Fig. 2. Comparison between IRRAS spectrum and PM-IRRAS spectrum (normalized, offset plotting)

Fig. 2 shows the results of a PMAA thin film on an Al mirror measured by IRRAS and PM-IRRAS with all other conditions remaining the same. The S/N of spectra obtained using PM-IRRAS are several times better than IRRAS.


Fig. 3. Appearance of FT/IR-6300FV & Polarization modulation unit (upper)
System layout of polarization modulation unit (lower)
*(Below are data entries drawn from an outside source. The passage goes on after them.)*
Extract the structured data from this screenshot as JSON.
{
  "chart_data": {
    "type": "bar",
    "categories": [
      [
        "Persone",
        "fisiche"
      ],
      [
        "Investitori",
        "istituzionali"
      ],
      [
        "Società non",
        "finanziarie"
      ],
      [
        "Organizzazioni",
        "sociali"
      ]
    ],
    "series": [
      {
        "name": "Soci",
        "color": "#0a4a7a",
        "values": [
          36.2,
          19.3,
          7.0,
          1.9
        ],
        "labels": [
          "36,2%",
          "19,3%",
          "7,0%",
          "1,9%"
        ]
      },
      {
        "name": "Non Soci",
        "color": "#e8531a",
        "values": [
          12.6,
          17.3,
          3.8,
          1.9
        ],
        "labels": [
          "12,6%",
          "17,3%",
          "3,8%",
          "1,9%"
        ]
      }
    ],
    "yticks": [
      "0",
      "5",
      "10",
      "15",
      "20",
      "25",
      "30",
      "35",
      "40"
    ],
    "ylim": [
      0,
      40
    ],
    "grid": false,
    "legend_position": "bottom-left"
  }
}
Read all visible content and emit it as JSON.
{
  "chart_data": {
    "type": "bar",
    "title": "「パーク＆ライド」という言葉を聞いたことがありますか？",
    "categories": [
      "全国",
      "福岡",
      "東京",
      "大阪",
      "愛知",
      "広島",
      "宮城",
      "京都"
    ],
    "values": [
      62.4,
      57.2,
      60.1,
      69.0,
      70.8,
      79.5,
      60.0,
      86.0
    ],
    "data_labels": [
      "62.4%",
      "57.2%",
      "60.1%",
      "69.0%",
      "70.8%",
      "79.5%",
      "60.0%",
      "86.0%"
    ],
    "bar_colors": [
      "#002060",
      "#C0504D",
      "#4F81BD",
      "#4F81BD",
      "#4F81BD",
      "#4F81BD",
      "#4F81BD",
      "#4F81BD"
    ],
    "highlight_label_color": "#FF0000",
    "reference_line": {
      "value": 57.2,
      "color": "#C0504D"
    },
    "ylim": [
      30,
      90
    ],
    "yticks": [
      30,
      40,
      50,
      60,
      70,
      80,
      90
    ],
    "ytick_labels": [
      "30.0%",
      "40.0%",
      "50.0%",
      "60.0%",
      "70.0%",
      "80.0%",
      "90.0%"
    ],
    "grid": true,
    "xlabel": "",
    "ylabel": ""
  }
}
Fig. 3 PM-IRRAS measurement system and system layout of the polarization modulation unit. While the optimal incidence angle is generally considered to be in the range 80 ~ 89° depending on the type of metal and the wavenumber of the incident light, the angle of incidence of the polarized light in this system is 85°. In addition, the entire system can be subject to a vacuum. In principle PM-IRRAS can greatly reduce the noise contribution from H2O and CO2, but vacuum optics can enhance the sensitivity still farther. As standard the system can flow gas onto the sample or heated sample, enabling it to be used for monitoring a film during the generation process, or evaluating structural changes.


PM-IRRAS, FTIR reflectance spectroscopy, thin film measurement


Measurement Example

1. PMMA Thin Film on an Al Mirror 
The result of PMMA measurement of a thin film on an Al mirror is shown in Fig. 4. The spectrum has good S/N without the influence of H2O.

Fig. 4. Measured spectrum of PMMA thin film

2. Aluminum Oxide Layer on Al Mirror
Measurement of a native oxidation film on an Al mirror is shown in Fig.5. The thickness of the native oxidation film obtained using ellipsometry (JASCO: M-220) is 46.9 Å and it is confirmed that the measurement of thickness at the Å level was made in approx. 1 minute using PM-IRRAS.